Detection of CD3ζ and CD62L in CTL by real-time PCR and
Western-blot
CTL, CTL+MDSC(1:4) and CTL+MDSC(1:4)+DOX(2µmol/L) were incubated
respectively. The contents of CD3ζ and CD62L in CTL of the different
groups were assessed and compared by real-time PCR. Total RNA in samples
was isolated using the ultra-pure RNA extraction kit according to the
manufacturer’s guidelines (Cwbio, Co. Ltd.). For reverse transcription,
1 μg of RNA was used to synthesize single-strand cDNA (HiFi-MMLV cDNA
first strand synthesis kit; Cwbio, Co. Ltd.) according to the
manufacturer’s guidelines. Real-time PCR was performed using a
fluorescence quantitative PCR amplifier (LightCycler 480 II, Roche Inc.,
Germany), as described elsewhere. Triplicate reactions were set up for
each gene in a 96-well plate. Reaction information is summarized in
Table 1. Amplification was performed with the following program: initial
denaturation at 95°C for 15 min, followed by 40 cycles of 95°C for 10 s,
58°C for 30 s and 72°C for 30 s. The experimental data were expressed as
relative expression using the 2-ΔΔCt equation as
described previously 15.
Proteins were extracted with RIPA lysis buffer (Invitrogen) and
quantitatively detected with the BCA Protein Assay kit (Invitrogen).

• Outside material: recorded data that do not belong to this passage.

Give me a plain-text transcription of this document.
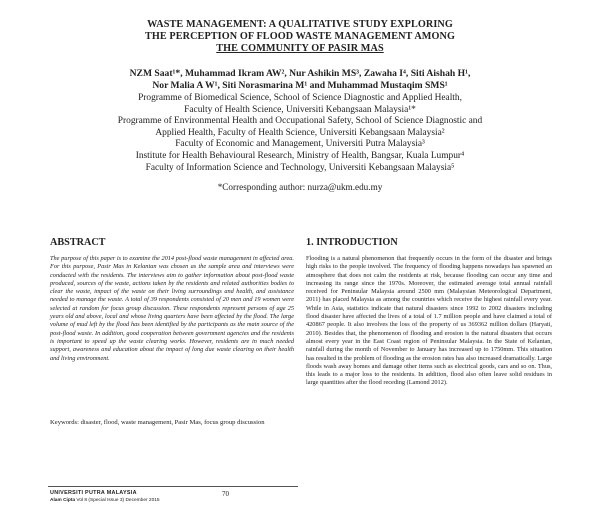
WASTE MANAGEMENT: A QUALITATIVE STUDY EXPLORING
THE PERCEPTION OF FLOOD WASTE MANAGEMENT AMONG
THE COMMUNITY OF PASIR MAS
NZM Saat¹*, Muhammad Ikram AW², Nur Ashikin MS³, Zawaha I⁴, Siti Aishah H¹,
Nor Malia A W¹, Siti Norasmarina M¹ and Muhammad Mustaqim SMS¹
Programme of Biomedical Science, School of Science Diagnostic and Applied Health,
Faculty of Health Science, Universiti Kebangsaan Malaysia¹*
Programme of Environmental Health and Occupational Safety, School of Science Diagnostic and
Applied Health, Faculty of Health Science, Universiti Kebangsaan Malaysia²
Faculty of Economic and Management, Universiti Putra Malaysia³
Institute for Health Behavioural Research, Ministry of Health, Bangsar, Kuala Lumpur⁴
Faculty of Information Science and Technology, Universiti Kebangsaan Malaysia⁵
*Corresponding author: nurza@ukm.edu.my
ABSTRACT
The purpose of this paper is to examine the 2014 post-flood waste management in affected area. For this purpose, Pasir Mas in Kelantan was chosen as the sample area and interviews were conducted with the residents. The interviews aim to gather information about post-flood waste produced, sources of the waste, actions taken by the residents and related authorities bodies to clear the waste, impact of the waste on their living surroundings and health, and assistance needed to manage the waste. A total of 39 respondents consisted of 20 men and 19 women were selected at random for focus group discussion. These respondents represent persons of age 25 years old and above, local and whose living quarters have been affected by the flood. The large volume of mud left by the flood has been identified by the participants as the main source of the post-flood waste. In addition, good cooperation between government agencies and the residents is important to speed up the waste clearing works. However, residents are in much needed support, awareness and education about the impact of long due waste clearing on their health and living environment.
Keywords: disaster, flood, waste management, Pasir Mas, focus group discussion
1. INTRODUCTION
Flooding is a natural phenomenon that frequently occurs in the form of the disaster and brings high risks to the people involved. The frequency of flooding happens nowadays has spawned an atmosphere that does not calm the residents at risk, because flooding can occur any time and increasing its range since the 1970s. Moreover, the estimated average total annual rainfall received for Peninsular Malaysia around 2500 mm (Malaysian Meteorological Department, 2011) has placed Malaysia as among the countries which receive the highest rainfall every year. While in Asia, statistics indicate that natural disasters since 1992 to 2002 disasters including flood disaster have affected the lives of a total of 1.7 million people and have claimed a total of 420867 people. It also involves the loss of the property of us 369362 million dollars (Haryati, 2010). Besides that, the phenomenon of flooding and erosion is the natural disasters that occurs almost every year in the East Coast region of Peninsular Malaysia. In the State of Kelantan, rainfall during the month of November to January has increased up to 1750mm. This situation has resulted in the problem of flooding as the erosion rates has also increased dramatically. Large floods wash away homes and damage other items such as electrical goods, cars and so on. Thus, this leads to a major loss to the residents. In addition, flood also often leave solid residues in large quantities after the flood receding (Lamond 2012).
UNIVERSITI PUTRA MALAYSIA	70
Alam Cipta Vol 8 (Special Issue 3) December 2015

The
samples were separated by 12% SDS-PAGE, transferred to a PVDF membrane,
and blocked by 5% BSA. The primary antibodies against each protein were
added and incubated at 4°C overnight. Afterward, the second antibodies
were added and incubated for 4 h at 20°C. After washing the membrane,
chemiluminescence was detected on X-ray film by FluorChem®HD2 (Alpha
Innotech, Santa Clara, CA, USA), with GAPDH as the internal reference.